Treasury’s Bureau of Fiscal Management said it would auction $119 billion of 3-month and 6-month bills on Tuesday, with the sales formally settling two days later on June 1. It will also sell a $50 billion cash management bill, maturing in November, that settles the same day.
That’s the date that Treasury Secretary Janet Yellen has repeatedly pointed to as a possible deadline for the government running short of the funds to cover all of its obligations unless a deal between the White House and congressional Republicans is reached to lift the $31.4 billion U.S. debt cap.
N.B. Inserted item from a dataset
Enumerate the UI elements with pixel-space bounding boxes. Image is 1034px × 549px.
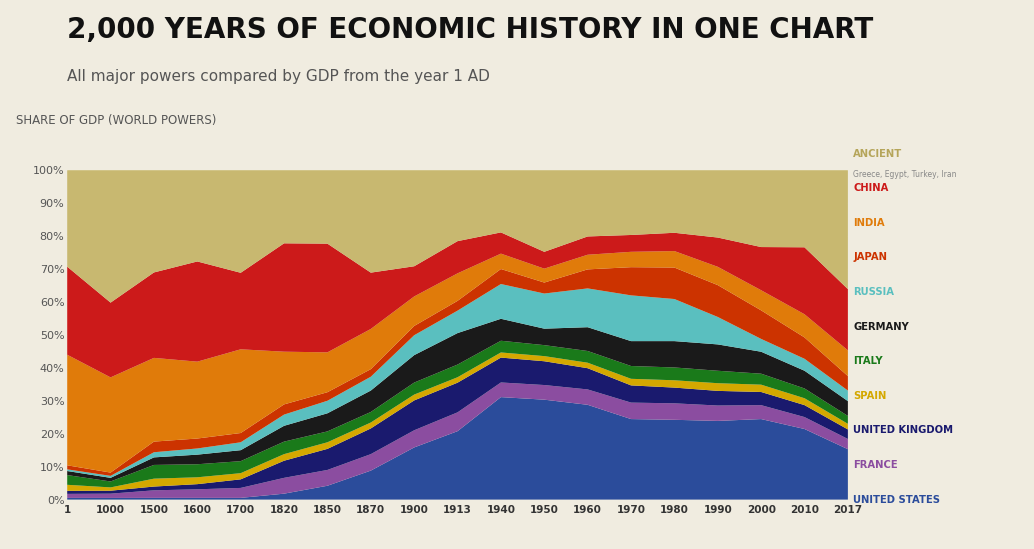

According to research firm Wrightson ICAP, the bureau would not typically announce an upcoming sale “until it is certain that it has room under the debt ceiling for the new securities.”
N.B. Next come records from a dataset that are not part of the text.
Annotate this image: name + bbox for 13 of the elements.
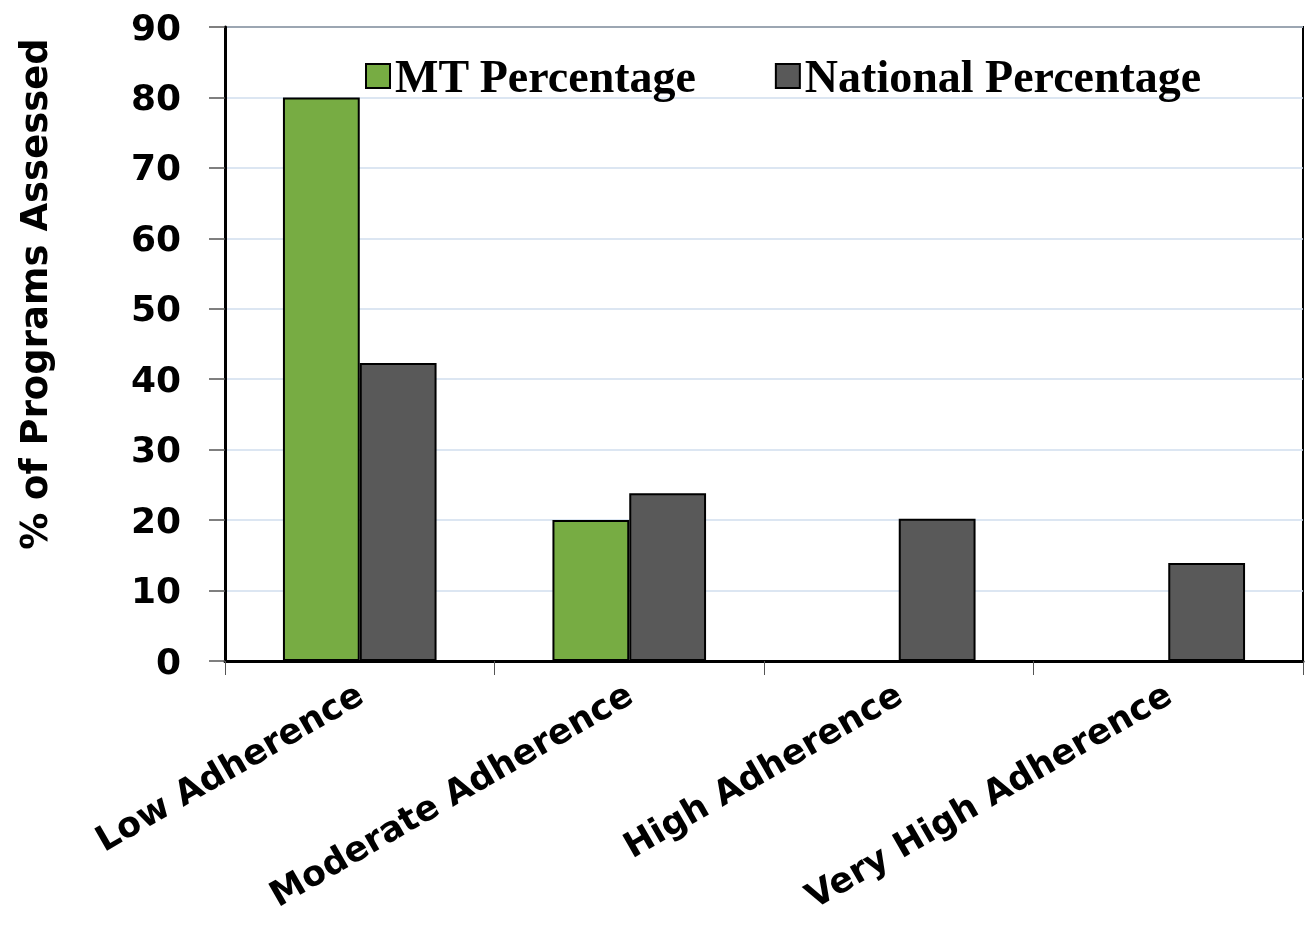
legend-label: MT Percentage [395,50,697,102]
y-tick-label: 10 [130,570,181,612]
y-tick-label: 80 [130,76,181,118]
y-tick-label: 60 [130,217,181,259]
y-tick-label: 40 [130,358,181,400]
y-tick-label: 30 [130,429,181,471]
y-axis-title: % of Programs Assessed [13,38,56,550]
y-tick-label: 50 [130,288,181,330]
y-tick-label: 90 [130,6,181,48]
y-tick-label: 0 [155,640,181,682]
legend-label: National Percentage [804,50,1202,102]
y-tick-label: 70 [130,147,181,189]
y-tick-label: 20 [130,499,181,541]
Gennadiy Goldberg, senior rates strategist at TD Securities in New York, said the fact that Treasury proceeded with the announcements on Thursday “does suggest that the Treasury probably has cash to settle the security. They have suggested in the past that they would not announce auctions that they did not believe they had the means to settle. So I do think that’s a positive note.”
“But,” Goldberg continued, “that’s really where the positivity stops because really we know it’s very likely in the first two weeks of June the Treasury will run out of cash.”
Treasury is already “scraping the bottom of the barrel” in terms of its cash balance, he said.
Despite Yellen’s remarks that the X-date could be as early as June 1, most Wall Street firms estimate the date that Treasury will finally run out of room under the extraordinary measures it has employed for months to stretch its borrowing capacity is more likely between June 6 and June 9.
As of Wednesday, the government’s cash balance was $49.47 billion, Treasury said on Thursday afternoon, down from $76.55 billion on Tuesday, and from $68.33 billion a week earlier.
But June 1 is the date that some $117 billion of T-bills matures. With so much uncertainty in the market about the X-date, the yield on that issue had rocketed to a record high above 7% on Wednesday. It tumbled on Thursday after the Treasury auction announcement for the bills set to settle June 1 and as debt ceiling negotiations showed some signs of progress, and last yielded 5.79%.
With the matter growing more urgent by the day, talks between the Biden administration and Republicans in the U.S. House of Representatives have shown progress and the outline of a deal may be taking shape, Reuters reported on Thursday. The two sides are just $70 billion apart on a total figure that would be well over $1 trillion, according to a source.